In September 2015, at my 16 week prenatal ultrasound we found out our future son's right femur was half the size of his left. We learned that our son would be born with a rare birth defect called Congenital Femoral Deficiency. This birth defect occurs in about 1 in 40,000 births. Our son Morgan arrived 5 months later, with the most incredible loving spirit. Since Morgan was a year and half, he has been fitted with prosthetic extensions to help him stand, walk, and run. Now that Morgan is 3 years old, it's time to make difficult decisions. Because as Morgan ages, the discrepancy in length of his right and left leg will continue to increase. Since CFD is very rare and its treatment relatively new. Few surgeons are experienced and trained to treat CFD. For this reason, we traveled to the Paley Institute in Florida. This Institute is the most experienced center in the United States and the World and has a very high success rate. We want Morgan to receive the best care from the most experienced medical team. Dr. Paley's knowledge of limb deformities is incredible. At our consultation, Dr. Paley gave us hope and confidence that he will be able to fix Morgan's deformity and avoid amputation. Because of Morgan's determination and wish for independence, we have decided to save Morgan’s leg and give him the best opportunity at living his best life with both feet on the ground.

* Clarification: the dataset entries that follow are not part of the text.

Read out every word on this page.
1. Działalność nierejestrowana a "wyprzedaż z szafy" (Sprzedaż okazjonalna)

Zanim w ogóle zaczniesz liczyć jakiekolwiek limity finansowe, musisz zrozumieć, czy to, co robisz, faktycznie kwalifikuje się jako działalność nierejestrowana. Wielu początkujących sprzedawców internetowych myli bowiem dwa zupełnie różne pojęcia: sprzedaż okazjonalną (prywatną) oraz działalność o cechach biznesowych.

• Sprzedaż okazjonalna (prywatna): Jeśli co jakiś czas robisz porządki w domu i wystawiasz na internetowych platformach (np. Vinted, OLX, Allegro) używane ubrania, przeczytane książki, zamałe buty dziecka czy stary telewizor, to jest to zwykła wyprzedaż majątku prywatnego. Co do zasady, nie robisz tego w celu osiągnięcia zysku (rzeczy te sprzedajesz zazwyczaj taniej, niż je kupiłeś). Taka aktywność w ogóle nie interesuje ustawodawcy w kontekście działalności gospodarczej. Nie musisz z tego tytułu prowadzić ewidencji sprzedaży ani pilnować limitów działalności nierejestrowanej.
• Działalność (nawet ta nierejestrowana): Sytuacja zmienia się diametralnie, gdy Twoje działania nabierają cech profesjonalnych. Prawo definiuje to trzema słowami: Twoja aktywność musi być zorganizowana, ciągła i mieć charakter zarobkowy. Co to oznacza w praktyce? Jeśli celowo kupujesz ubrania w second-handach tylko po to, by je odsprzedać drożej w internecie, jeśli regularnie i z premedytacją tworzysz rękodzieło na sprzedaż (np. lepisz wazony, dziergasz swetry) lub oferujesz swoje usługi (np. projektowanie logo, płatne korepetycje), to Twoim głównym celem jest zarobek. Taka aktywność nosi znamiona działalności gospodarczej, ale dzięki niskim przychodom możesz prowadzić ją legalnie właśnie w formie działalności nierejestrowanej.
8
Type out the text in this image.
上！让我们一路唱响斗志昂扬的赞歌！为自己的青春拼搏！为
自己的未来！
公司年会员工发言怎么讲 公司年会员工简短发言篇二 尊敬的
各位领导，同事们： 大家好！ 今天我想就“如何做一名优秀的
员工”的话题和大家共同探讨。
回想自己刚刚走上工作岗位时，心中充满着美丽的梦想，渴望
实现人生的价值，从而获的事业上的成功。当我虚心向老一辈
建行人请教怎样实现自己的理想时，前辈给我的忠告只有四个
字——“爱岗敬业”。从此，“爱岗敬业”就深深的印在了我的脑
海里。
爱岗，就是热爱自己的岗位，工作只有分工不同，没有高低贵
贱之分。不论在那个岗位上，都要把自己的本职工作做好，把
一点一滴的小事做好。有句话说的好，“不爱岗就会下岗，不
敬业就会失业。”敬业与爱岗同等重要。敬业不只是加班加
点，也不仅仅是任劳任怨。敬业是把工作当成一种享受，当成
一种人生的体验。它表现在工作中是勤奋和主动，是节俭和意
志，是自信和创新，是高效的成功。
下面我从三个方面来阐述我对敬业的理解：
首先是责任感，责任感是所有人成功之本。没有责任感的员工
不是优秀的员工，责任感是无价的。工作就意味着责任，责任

To accomplish this wish, we will be going through a challenging journey of multiple surgeries. Morgan's journey will begin in March 2020 with his first major hip, knee, and ankle reconstruction surgery. Then, will continue his journey with multiple leg lengthening surgeries. These surgeries will require us to remain in Florida for months at a time to ensure Morgan receives vigilant follow up and aggressive rehabilitation for a successful outcome. Unfortunately, this comes at a great expense.
This is where we need your support.
We are lucky that some of the hospital/rehab costs are covered by our insurance companies, but our family will be incurring many extra expenses, such as out of pocket medical bills, travel expenses, and housing costs.
We have an amazing network of family and friends who have been supporting us during Morgan’s journey towards both feet on the ground. We appreciate the prayers, positive thoughts, and your acts of love and kindness. Words cannot describe how grateful we are.